L’evoluzione storica
448-53
Costituito l’ordinamento: clan dei fratelli, matriarcato, esogamia e totemismo, ebbe inizio un’evoluzione che è giusto definire come un lento “ritorno del rimosso”. Il ritorno del rimosso si compie lentamente, certo non spontaneamente, ma sotto la spinta di tutte le mutevoli condizioni di vita che riempiono di sé la storia della civiltà. Il primo effetto dell’incontro con colui che per tanto tempo era stato rimpianto e ardentemente desiderato fu travolgente, tale quale lo descrive la tradizione narrando delle leggi statuite sul monte Sinai.

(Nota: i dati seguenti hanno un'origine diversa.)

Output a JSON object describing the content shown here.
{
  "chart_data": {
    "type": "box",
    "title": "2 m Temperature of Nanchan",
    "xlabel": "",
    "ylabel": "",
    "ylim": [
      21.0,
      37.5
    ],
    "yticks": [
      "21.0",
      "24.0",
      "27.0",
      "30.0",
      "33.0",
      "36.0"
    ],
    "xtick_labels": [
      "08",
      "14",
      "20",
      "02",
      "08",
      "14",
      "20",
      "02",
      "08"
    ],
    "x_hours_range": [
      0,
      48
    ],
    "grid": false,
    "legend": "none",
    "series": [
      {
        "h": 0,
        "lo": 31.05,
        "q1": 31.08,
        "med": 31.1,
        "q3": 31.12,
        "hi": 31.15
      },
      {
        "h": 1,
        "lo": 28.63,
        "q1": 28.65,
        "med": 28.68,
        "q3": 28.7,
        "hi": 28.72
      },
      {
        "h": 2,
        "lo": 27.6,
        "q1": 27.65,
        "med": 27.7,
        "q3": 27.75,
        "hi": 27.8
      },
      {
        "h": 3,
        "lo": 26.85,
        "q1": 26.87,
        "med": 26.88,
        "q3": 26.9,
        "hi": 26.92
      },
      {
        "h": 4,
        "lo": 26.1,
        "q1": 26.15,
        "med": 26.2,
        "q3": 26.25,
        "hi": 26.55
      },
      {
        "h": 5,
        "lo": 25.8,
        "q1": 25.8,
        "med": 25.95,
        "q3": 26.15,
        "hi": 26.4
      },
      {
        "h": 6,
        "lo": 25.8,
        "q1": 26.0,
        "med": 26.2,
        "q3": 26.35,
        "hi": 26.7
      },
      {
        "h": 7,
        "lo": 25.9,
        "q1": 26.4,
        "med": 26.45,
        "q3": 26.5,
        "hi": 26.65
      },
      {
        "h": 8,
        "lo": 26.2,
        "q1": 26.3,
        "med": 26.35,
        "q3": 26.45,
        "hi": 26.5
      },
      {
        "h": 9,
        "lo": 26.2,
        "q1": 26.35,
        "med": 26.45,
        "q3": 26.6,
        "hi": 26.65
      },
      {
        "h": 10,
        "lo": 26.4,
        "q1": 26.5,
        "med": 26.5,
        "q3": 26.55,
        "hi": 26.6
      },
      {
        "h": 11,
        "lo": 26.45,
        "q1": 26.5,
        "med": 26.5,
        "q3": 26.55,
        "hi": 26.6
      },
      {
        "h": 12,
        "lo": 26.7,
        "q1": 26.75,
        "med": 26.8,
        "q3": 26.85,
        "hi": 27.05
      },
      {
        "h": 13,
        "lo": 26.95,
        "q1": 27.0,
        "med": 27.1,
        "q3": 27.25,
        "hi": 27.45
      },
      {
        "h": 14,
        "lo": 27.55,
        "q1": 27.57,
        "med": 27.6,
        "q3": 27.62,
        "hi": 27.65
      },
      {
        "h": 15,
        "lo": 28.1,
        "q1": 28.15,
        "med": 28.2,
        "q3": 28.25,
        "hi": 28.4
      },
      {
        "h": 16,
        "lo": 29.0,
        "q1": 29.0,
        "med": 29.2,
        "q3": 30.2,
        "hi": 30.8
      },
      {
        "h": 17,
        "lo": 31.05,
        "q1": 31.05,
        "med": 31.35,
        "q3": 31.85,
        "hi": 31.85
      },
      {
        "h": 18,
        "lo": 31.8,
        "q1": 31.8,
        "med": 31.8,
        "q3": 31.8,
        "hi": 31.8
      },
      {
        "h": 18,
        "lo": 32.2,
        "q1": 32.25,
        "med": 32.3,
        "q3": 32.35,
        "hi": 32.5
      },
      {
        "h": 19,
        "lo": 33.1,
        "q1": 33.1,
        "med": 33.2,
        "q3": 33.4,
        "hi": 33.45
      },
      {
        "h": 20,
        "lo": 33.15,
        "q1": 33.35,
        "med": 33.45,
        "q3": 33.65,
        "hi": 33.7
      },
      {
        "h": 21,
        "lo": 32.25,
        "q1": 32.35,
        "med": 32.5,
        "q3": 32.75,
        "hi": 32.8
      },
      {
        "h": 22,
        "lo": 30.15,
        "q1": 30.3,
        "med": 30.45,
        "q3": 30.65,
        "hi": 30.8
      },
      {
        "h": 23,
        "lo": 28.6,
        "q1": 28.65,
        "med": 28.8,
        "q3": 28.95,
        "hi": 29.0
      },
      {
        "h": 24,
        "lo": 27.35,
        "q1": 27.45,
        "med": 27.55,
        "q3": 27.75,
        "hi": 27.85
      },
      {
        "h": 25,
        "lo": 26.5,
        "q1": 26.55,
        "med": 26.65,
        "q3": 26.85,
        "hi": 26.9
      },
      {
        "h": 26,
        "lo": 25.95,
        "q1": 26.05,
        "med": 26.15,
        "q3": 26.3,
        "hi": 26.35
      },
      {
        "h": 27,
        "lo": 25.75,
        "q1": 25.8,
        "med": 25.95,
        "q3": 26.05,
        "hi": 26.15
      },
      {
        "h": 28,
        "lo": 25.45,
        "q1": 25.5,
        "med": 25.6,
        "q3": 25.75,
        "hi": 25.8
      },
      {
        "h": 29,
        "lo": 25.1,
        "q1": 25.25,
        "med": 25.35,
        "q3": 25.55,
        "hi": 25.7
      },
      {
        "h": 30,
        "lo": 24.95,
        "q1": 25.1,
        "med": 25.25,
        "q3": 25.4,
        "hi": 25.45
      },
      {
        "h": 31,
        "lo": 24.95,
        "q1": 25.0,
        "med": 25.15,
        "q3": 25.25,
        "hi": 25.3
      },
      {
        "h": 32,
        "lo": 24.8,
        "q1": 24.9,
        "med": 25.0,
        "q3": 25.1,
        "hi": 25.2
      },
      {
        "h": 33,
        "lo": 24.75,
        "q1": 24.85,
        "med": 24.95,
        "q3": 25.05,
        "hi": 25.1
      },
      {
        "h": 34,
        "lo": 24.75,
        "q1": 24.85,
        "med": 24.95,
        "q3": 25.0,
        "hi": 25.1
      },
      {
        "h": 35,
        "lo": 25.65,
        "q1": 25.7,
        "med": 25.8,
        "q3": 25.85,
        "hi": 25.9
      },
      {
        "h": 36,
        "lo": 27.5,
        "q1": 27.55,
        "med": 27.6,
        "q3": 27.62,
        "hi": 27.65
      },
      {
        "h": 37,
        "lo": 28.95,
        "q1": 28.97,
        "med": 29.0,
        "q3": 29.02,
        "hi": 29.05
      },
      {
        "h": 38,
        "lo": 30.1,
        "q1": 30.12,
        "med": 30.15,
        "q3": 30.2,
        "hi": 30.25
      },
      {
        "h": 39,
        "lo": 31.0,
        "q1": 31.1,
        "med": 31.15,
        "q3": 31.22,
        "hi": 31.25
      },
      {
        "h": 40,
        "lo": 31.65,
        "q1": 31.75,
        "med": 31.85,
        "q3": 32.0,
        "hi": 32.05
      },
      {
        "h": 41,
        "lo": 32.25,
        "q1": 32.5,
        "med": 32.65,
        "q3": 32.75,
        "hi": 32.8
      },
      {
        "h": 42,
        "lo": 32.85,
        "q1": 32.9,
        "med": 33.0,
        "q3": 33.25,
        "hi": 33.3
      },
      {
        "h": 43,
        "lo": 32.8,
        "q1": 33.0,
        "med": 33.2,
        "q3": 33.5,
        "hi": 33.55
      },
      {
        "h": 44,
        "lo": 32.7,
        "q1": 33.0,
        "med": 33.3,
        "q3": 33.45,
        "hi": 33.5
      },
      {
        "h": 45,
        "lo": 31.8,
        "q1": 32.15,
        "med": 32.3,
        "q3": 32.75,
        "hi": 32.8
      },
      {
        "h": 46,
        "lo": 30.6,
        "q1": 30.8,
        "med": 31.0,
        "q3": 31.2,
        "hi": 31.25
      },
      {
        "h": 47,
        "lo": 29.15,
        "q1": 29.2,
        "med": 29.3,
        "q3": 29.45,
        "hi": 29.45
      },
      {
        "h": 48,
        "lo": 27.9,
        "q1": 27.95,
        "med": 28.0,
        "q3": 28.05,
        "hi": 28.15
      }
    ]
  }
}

Ammirazione, timore reverenziale e gratitudine per la grazia trovata ai suoi occhi: la religione mosaica non conosce altri sentimenti oltre questi, positivi, verso il Dio Padre. Un’ebbrezza di devozione a Dio fu la prima reazione al ritorno del grande Padre. Nella cornice della religione mosaica non c’era spazio per l’espressione diretta dell’odio omicida contro il padre; poteva venire in luce solo una potente reazione a quest’odio: il senso di colpa per questa ostilità, la cattiva coscienza di aver peccato contro Dio e di continuare a peccare. L’evoluzione successiva va oltre l’ebraismo. Peccato originale e redenzione ottenuta con il sacrificio di una vittima divennero i pilastri della nuova religione fondata da Paolo. Scaturito da una religione del padre, il cristianesimo divenne una religione del figlio. Non sfuggì alla fatalità di doversi sbarazzare del padre. Solo una parte del popolo ebraico accettò la nuova dottrina. Coloro che la rifiutarono si chiamano ancora oggi Ebrei.
Estratti: Opere di Sigmund Freud (OSF) Vol 11: L’uomo Mosè e la religione monoteistica e altri scritti 1930-1938, Torino, Bollati Boringhieri, 2003.